ACLJ lawsuit against IRS swells to 41 conservative groups
The American Center for Law and Justice Tuesday added 16 additional tea party and conservative groups to their original 25 organization lawsuit against the Internal Revenue Service — bringing the number of groups in their court challenge to 41.
“The floodgates opened after we filed our initial lawsuit,” ACLJ chief counsel Jay Sekulow said. “We have been contacted by many additional organizations that have been unlawfully targeted by the IRS — revealing that this unconstitutional scheme was pervasive and damaging to our clients.”
ACLJ is arguing that the IRS unfairly targeted conservative groups seeking tax-exempt status for extra scrutiny, delaying applications, making “unconstitutional” requests for information such as donor lists, Internet passwords and user names, copies of social media activities and the political activities of family members.
Of the now 41 groups 19 of the organizations received their tax-exempt status after long delays, 17 are still waiting, and 5 withdrew due to frustration over the process.

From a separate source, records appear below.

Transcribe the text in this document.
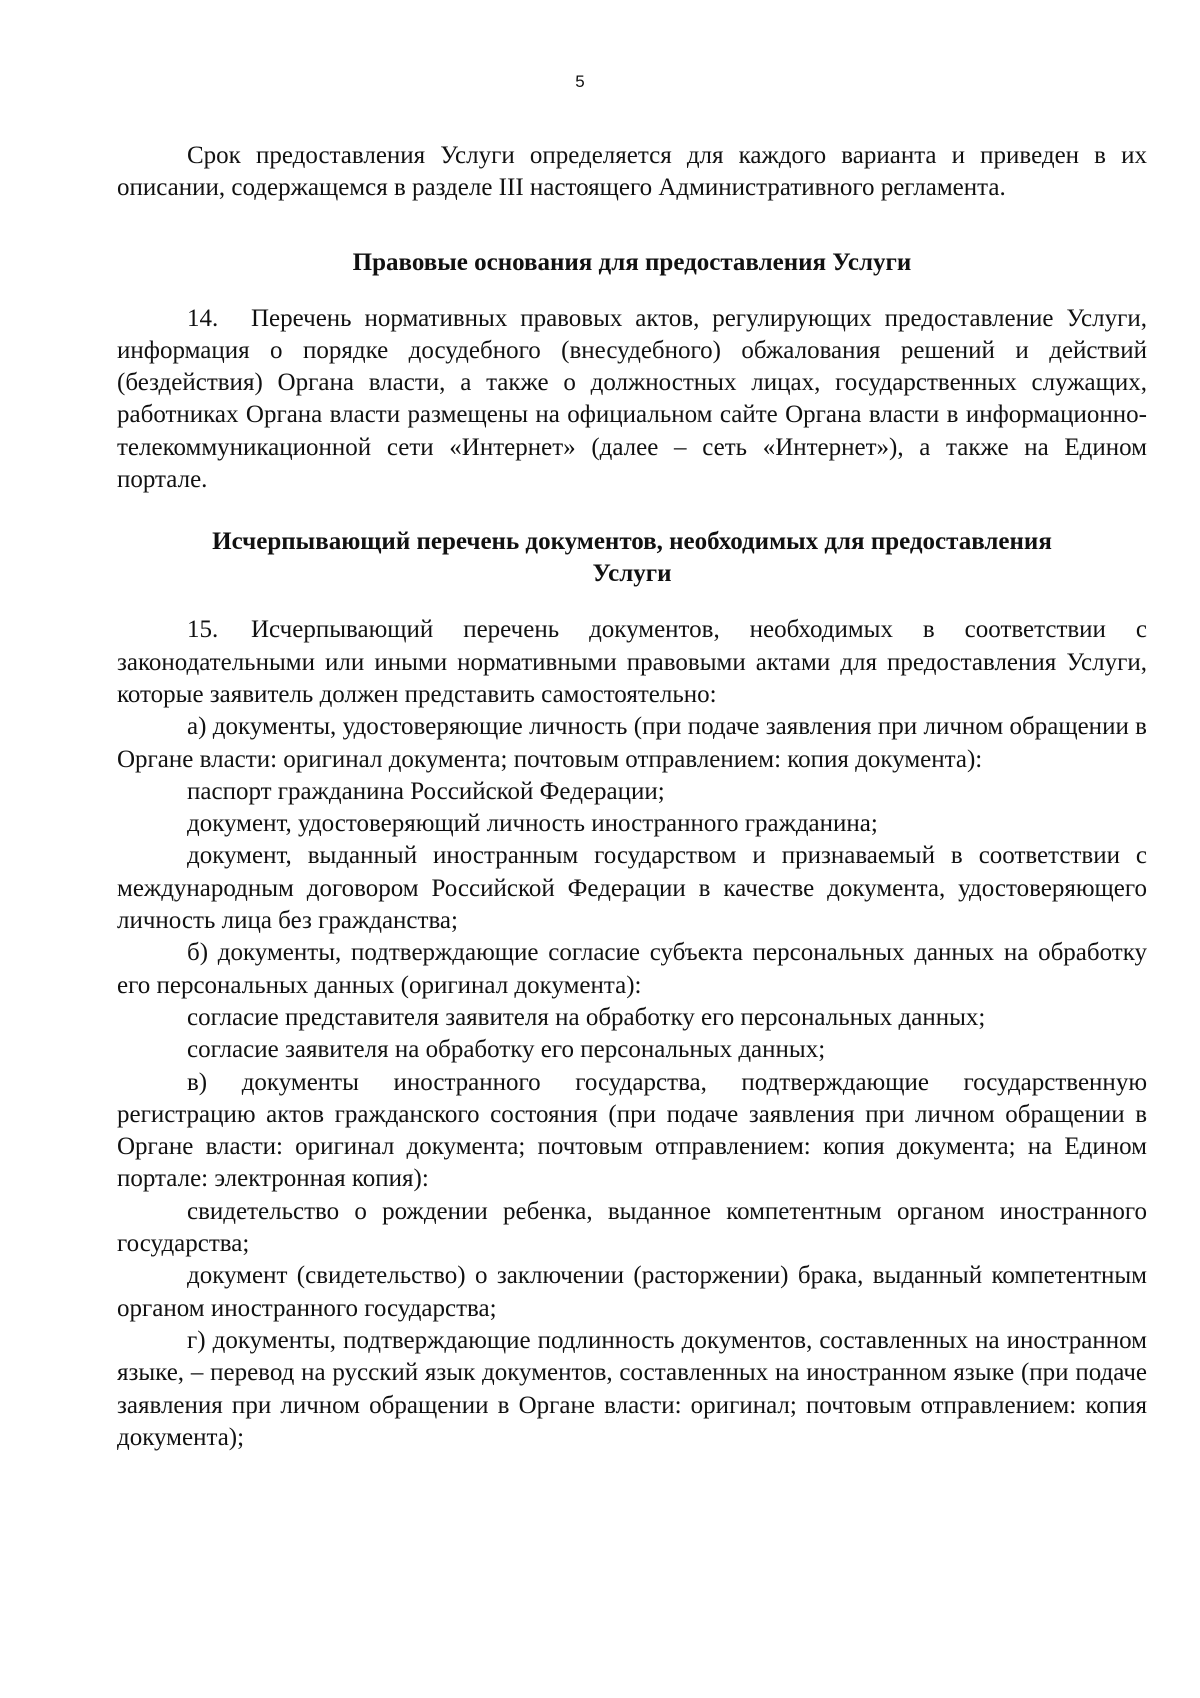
5

Срок предоставления Услуги определяется для каждого варианта и приведен в их описании, содержащемся в разделе III настоящего Административного регламента.

Правовые основания для предоставления Услуги

14. Перечень нормативных правовых актов, регулирующих предоставление Услуги, информация о порядке досудебного (внесудебного) обжалования решений и действий (бездействия) Органа власти, а также о должностных лицах, государственных служащих, работниках Органа власти размещены на официальном сайте Органа власти в информационно-телекоммуникационной сети «Интернет» (далее – сеть «Интернет»), а также на Едином портале.

Исчерпывающий перечень документов, необходимых для предоставления
Услуги

15. Исчерпывающий перечень документов, необходимых в соответствии с законодательными или иными нормативными правовыми актами для предоставления Услуги, которые заявитель должен представить самостоятельно:

а) документы, удостоверяющие личность (при подаче заявления при личном обращении в Органе власти: оригинал документа; почтовым отправлением: копия документа):

паспорт гражданина Российской Федерации;

документ, удостоверяющий личность иностранного гражданина;

документ, выданный иностранным государством и признаваемый в соответствии с международным договором Российской Федерации в качестве документа, удостоверяющего личность лица без гражданства;

б) документы, подтверждающие согласие субъекта персональных данных на обработку его персональных данных (оригинал документа):

согласие представителя заявителя на обработку его персональных данных;

согласие заявителя на обработку его персональных данных;

в) документы иностранного государства, подтверждающие государственную регистрацию актов гражданского состояния (при подаче заявления при личном обращении в Органе власти: оригинал документа; почтовым отправлением: копия документа; на Едином портале: электронная копия):

свидетельство о рождении ребенка, выданное компетентным органом иностранного государства;

документ (свидетельство) о заключении (расторжении) брака, выданный компетентным органом иностранного государства;

г) документы, подтверждающие подлинность документов, составленных на иностранном языке, – перевод на русский язык документов, составленных на иностранном языке (при подаче заявления при личном обращении в Органе власти: оригинал; почтовым отправлением: копия документа);
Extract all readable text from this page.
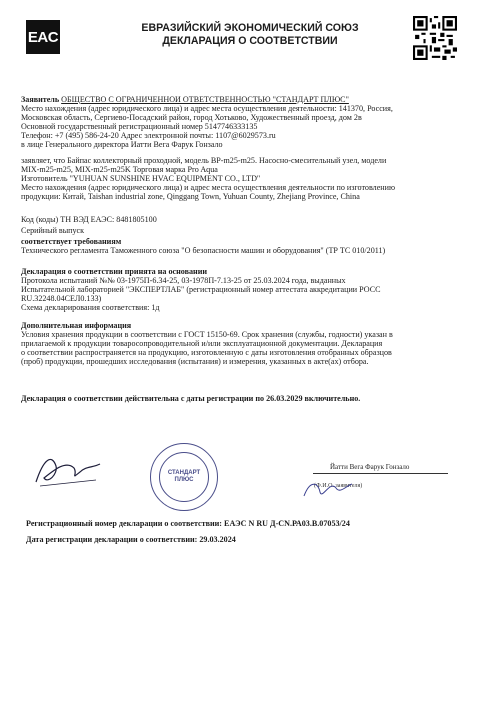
EAC
ЕВРАЗИЙСКИЙ ЭКОНОМИЧЕСКИЙ СОЮЗ
ДЕКЛАРАЦИЯ О СООТВЕТСТВИИ

Заявитель ОБЩЕСТВО С ОГРАНИЧЕННОЙ ОТВЕТСТВЕННОСТЬЮ "СТАНДАРТ ПЛЮС"

Место нахождения (адрес юридического лица) и адрес места осуществления деятельности: 141370, Россия,

Московская область, Сергиево-Посадский район, город Хотьково, Художественный проезд, дом 2в

Основной государственный регистрационный номер 5147746333135

Телефон: +7 (495) 586-24-20 Адрес электронной почты: 1107@6029573.ru

в лице Генерального директора Йатти Вега Фарук Гонзало

заявляет, что Байпас коллекторный проходной, модель BP-m25-m25. Насосно-смесительный узел, модели

MIX-m25-m25, MIX-m25-m25K Торговая марка Pro Aqua

Изготовитель "YUHUAN SUNSHINE HVAC EQUIPMENT CO., LTD"

Место нахождения (адрес юридического лица) и адрес места осуществления деятельности по изготовлению

продукции: Китай, Taishan industrial zone, Qinggang Town, Yuhuan County, Zhejiang Province, China

Код (коды) ТН ВЭД ЕАЭС: 8481805100

Серийный выпуск

соответствует требованиям

Технического регламента Таможенного союза "О безопасности машин и оборудования" (ТР ТС 010/2011)

Декларация о соответствии принята на основании

Протокола испытаний №№ 03-1975П-6.34-25, 03-1978П-7.13-25 от 25.03.2024 года, выданных

Испытательной лабораторией "ЭКСПЕРТЛАБ" (регистрационный номер аттестата аккредитации РОСС

RU.32248.04СЕЛ0.133)

Схема декларирования соответствия: 1д

Дополнительная информация

Условия хранения продукции в соответствии с ГОСТ 15150-69. Срок хранения (службы, годности) указан в

прилагаемой к продукции товаросопроводительной и/или эксплуатационной документации. Декларация

о соответствии распространяется на продукцию, изготовленную с даты изготовления отобранных образцов

(проб) продукции, прошедших исследования (испытания) и измерения, указанных в акте(ах) отбора.

Декларация о соответствии действительна с даты регистрации по 26.03.2029 включительно.

СТАНДАРТ
ПЛЮС
Йатти Вега Фарук Гонзало
(Ф.И.О. заявителя)
Регистрационный номер декларации о соответствии: ЕАЭС N RU Д-CN.РА03.В.07053/24
Дата регистрации декларации о соответствии: 29.03.2024
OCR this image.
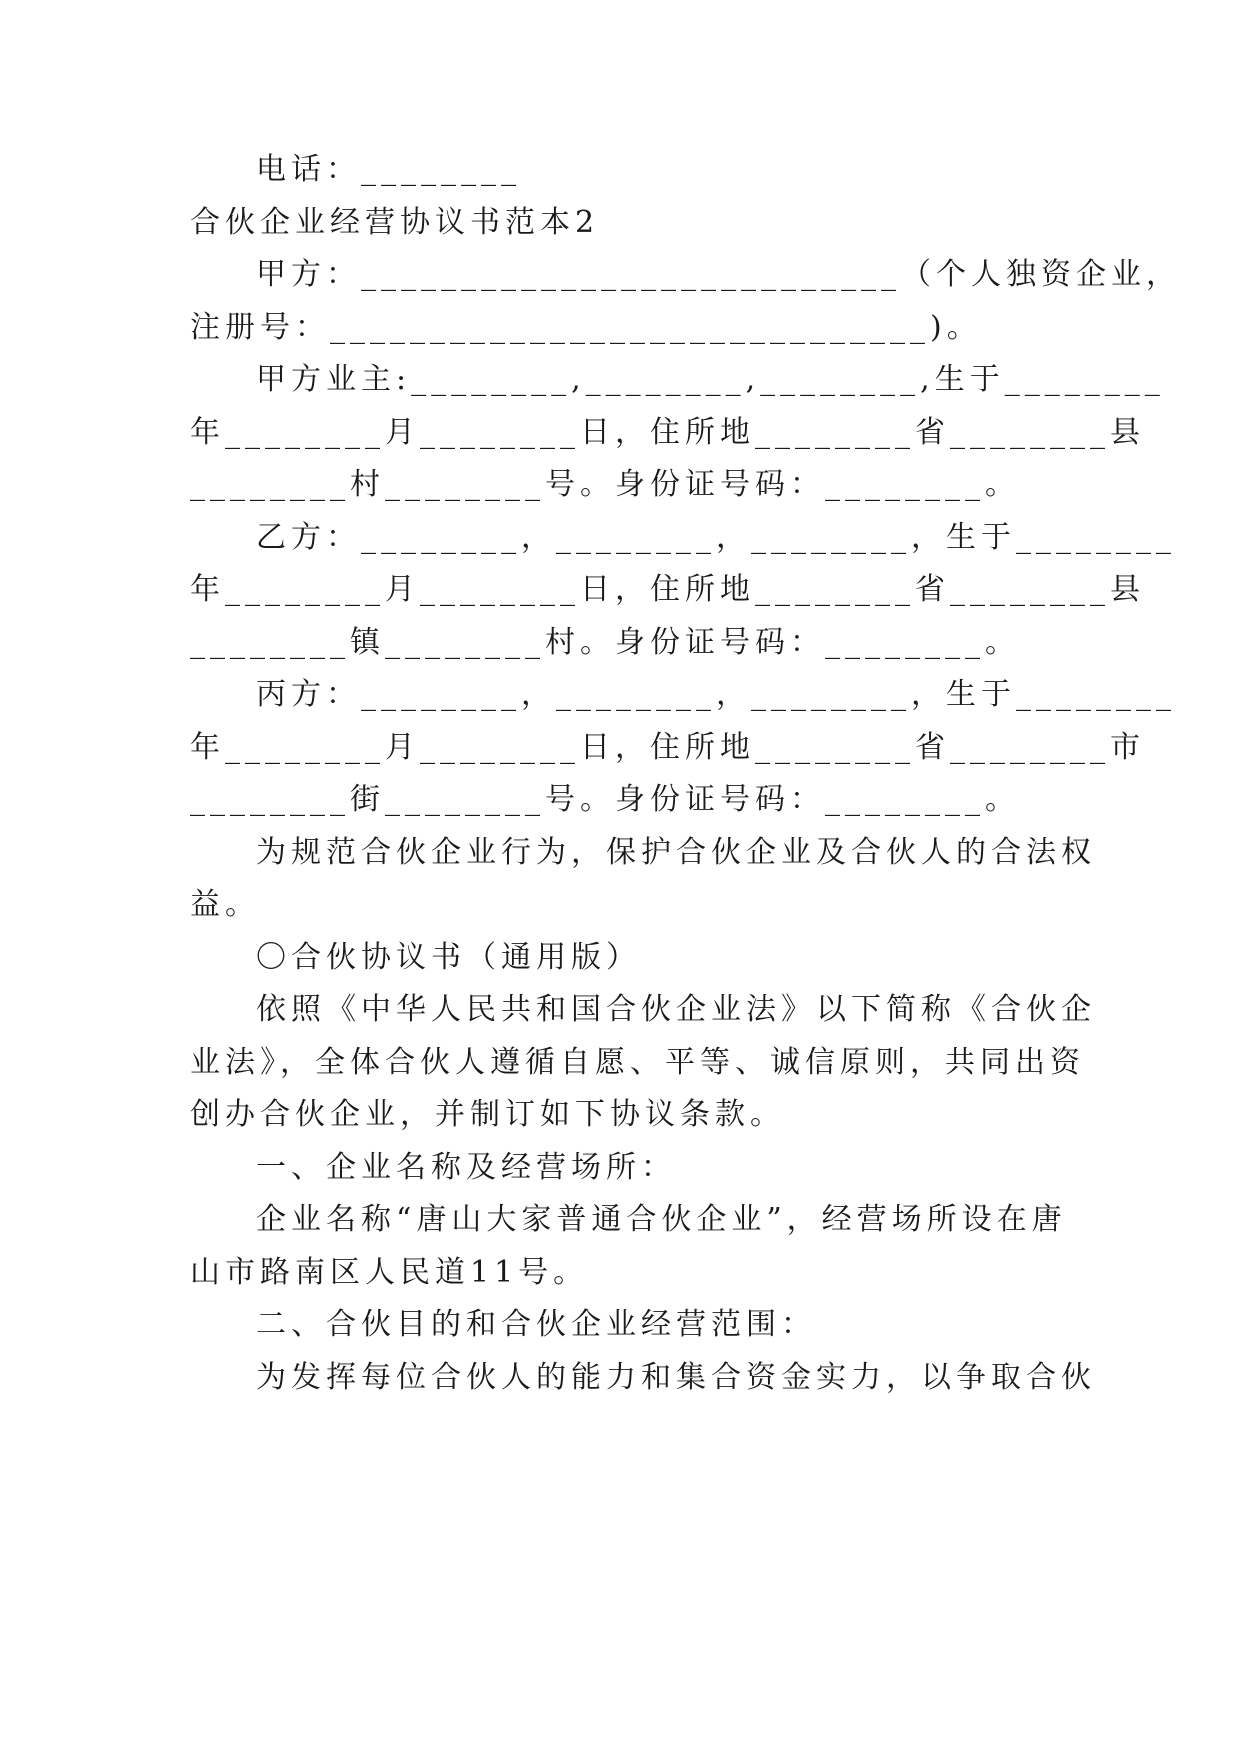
电话：________
合伙企业经营协议书范本2
甲方：___________________________（个人独资企业，
注册号：______________________________)。
甲方业主:________,________,________,生于________
年________月________日，住所地________省________县
________村________号。身份证号码：________。
乙方：________，________，________，生于________
年________月________日，住所地________省________县
________镇________村。身份证号码：________。
丙方：________，________，________，生于________
年________月________日，住所地________省________市
________街________号。身份证号码：________。
为规范合伙企业行为，保护合伙企业及合伙人的合法权
益。
〇合伙协议书（通用版）
依照《中华人民共和国合伙企业法》以下简称《合伙企
业法》，全体合伙人遵循自愿、平等、诚信原则，共同出资
创办合伙企业，并制订如下协议条款。
一、企业名称及经营场所：
企业名称“唐山大家普通合伙企业”，经营场所设在唐
山市路南区人民道11号。
二、合伙目的和合伙企业经营范围：
为发挥每位合伙人的能力和集合资金实力，以争取合伙
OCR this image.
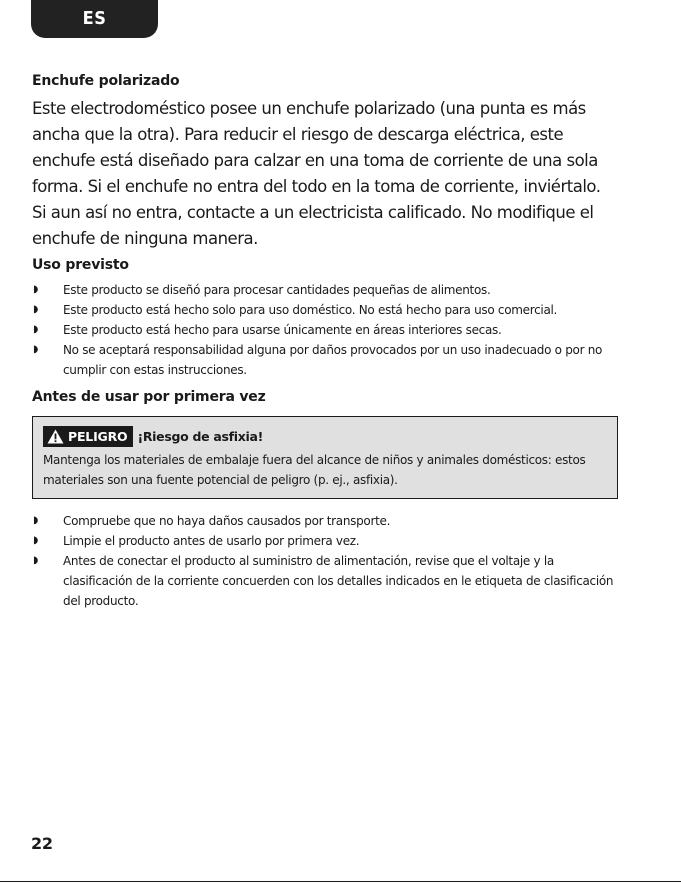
ES
Enchufe polarizado

Este electrodoméstico posee un enchufe polarizado (una punta es más ancha que la otra). Para reducir el riesgo de descarga eléctrica, este enchufe está diseñado para calzar en una toma de corriente de una sola forma. Si el enchufe no entra del todo en la toma de corriente, inviértalo. Si aun así no entra, contacte a un electricista calificado. No modifique el enchufe de ninguna manera.

Uso previsto
◗ Este producto se diseñó para procesar cantidades pequeñas de alimentos.
◗ Este producto está hecho solo para uso doméstico. No está hecho para uso comercial.
◗ Este producto está hecho para usarse únicamente en áreas interiores secas.
◗ No se aceptará responsabilidad alguna por daños provocados por un uso inadecuado o por no cumplir con estas instrucciones.
Antes de usar por primera vez
PELIGRO ¡Riesgo de asfixia!
Mantenga los materiales de embalaje fuera del alcance de niños y animales domésticos: estos materiales son una fuente potencial de peligro (p. ej., asfixia).
◗ Compruebe que no haya daños causados por transporte.
◗ Limpie el producto antes de usarlo por primera vez.
◗ Antes de conectar el producto al suministro de alimentación, revise que el voltaje y la clasificación de la corriente concuerden con los detalles indicados en le etiqueta de clasificación del producto.
22
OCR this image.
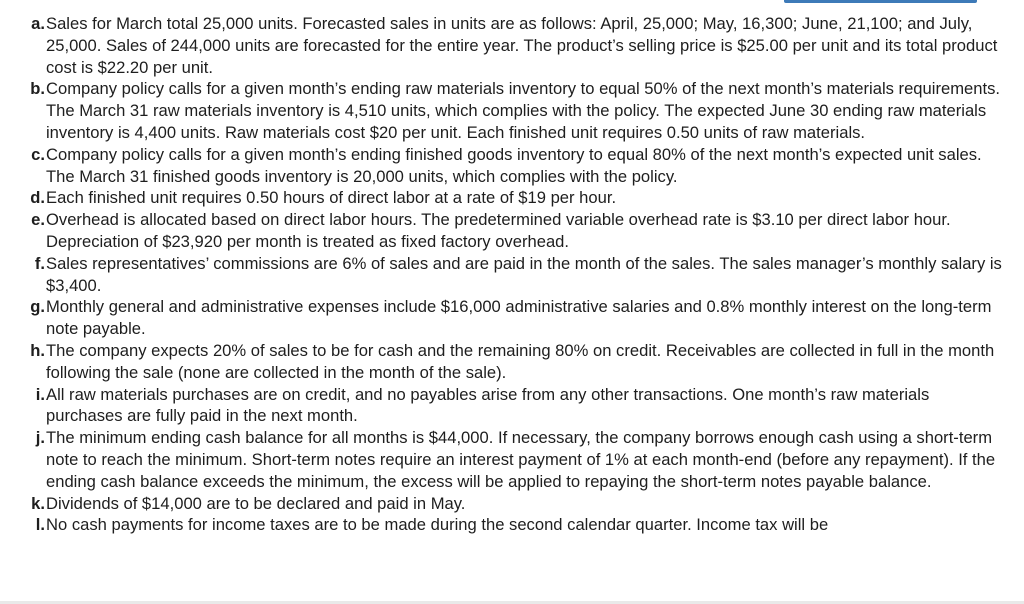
a. Sales for March total 25,000 units. Forecasted sales in units are as follows: April, 25,000; May, 16,300; June, 21,100; and July, 25,000. Sales of 244,000 units are forecasted for the entire year. The product’s selling price is $25.00 per unit and its total product cost is $22.20 per unit.
b. Company policy calls for a given month’s ending raw materials inventory to equal 50% of the next month’s materials requirements. The March 31 raw materials inventory is 4,510 units, which complies with the policy. The expected June 30 ending raw materials inventory is 4,400 units. Raw materials cost $20 per unit. Each finished unit requires 0.50 units of raw materials.
c. Company policy calls for a given month’s ending finished goods inventory to equal 80% of the next month’s expected unit sales. The March 31 finished goods inventory is 20,000 units, which complies with the policy.
d. Each finished unit requires 0.50 hours of direct labor at a rate of $19 per hour.
e. Overhead is allocated based on direct labor hours. The predetermined variable overhead rate is $3.10 per direct labor hour. Depreciation of $23,920 per month is treated as fixed factory overhead.
f. Sales representatives’ commissions are 6% of sales and are paid in the month of the sales. The sales manager’s monthly salary is $3,400.
g. Monthly general and administrative expenses include $16,000 administrative salaries and 0.8% monthly interest on the long-term note payable.
h. The company expects 20% of sales to be for cash and the remaining 80% on credit. Receivables are collected in full in the month following the sale (none are collected in the month of the sale).
i. All raw materials purchases are on credit, and no payables arise from any other transactions. One month’s raw materials purchases are fully paid in the next month.
j. The minimum ending cash balance for all months is $44,000. If necessary, the company borrows enough cash using a short-term note to reach the minimum. Short-term notes require an interest payment of 1% at each month-end (before any repayment). If the ending cash balance exceeds the minimum, the excess will be applied to repaying the short-term notes payable balance.
k. Dividends of $14,000 are to be declared and paid in May.
l. No cash payments for income taxes are to be made during the second calendar quarter. Income tax will be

ACLJ believes the Obama administration, by targeting these groups violated First and Fifth Amendment of the Constitution as well as the the Administrative Procedure Act, and the rules and regulations governing the IRS. They are seeking injunctive relief to protect their clients from retaliation as well as compensatory and punitive monetary damages.
A pro-life group is among the groups added to the suit today. AMEN (Abortion Must End Now) of Yuma, Arizona received a letter from the IRS in October of 2010 questioning whether their goals to educate about the effects of abortion would be acceptable. The group’s tax-exempt application is still pending.
“Now we have evidence that the IRS is somehow uniquely qualified to make a determination about content and regulate how a pro-life organization can explain its mission and beliefs,” Sekulow said of the IRS’ questions to AMEN. “Imagine the outcry if Planned Parenthood or NARAL was subjected to this abuse. This is another blatant example of an IRS out of control — an agency that embraces unlawful and unconstitutional conduct.”
Another group added to the complaint, the Arlington Tea Party of Arlington, Texas, received an IRS request for a “a temporary Username and Password that we could use to review your organization’s website” as well as print outs of its social media pages, fundraising solicitations, workshop materials, and handouts.
The group applied for tax-exempt status in 2011.They are still waiting for approval.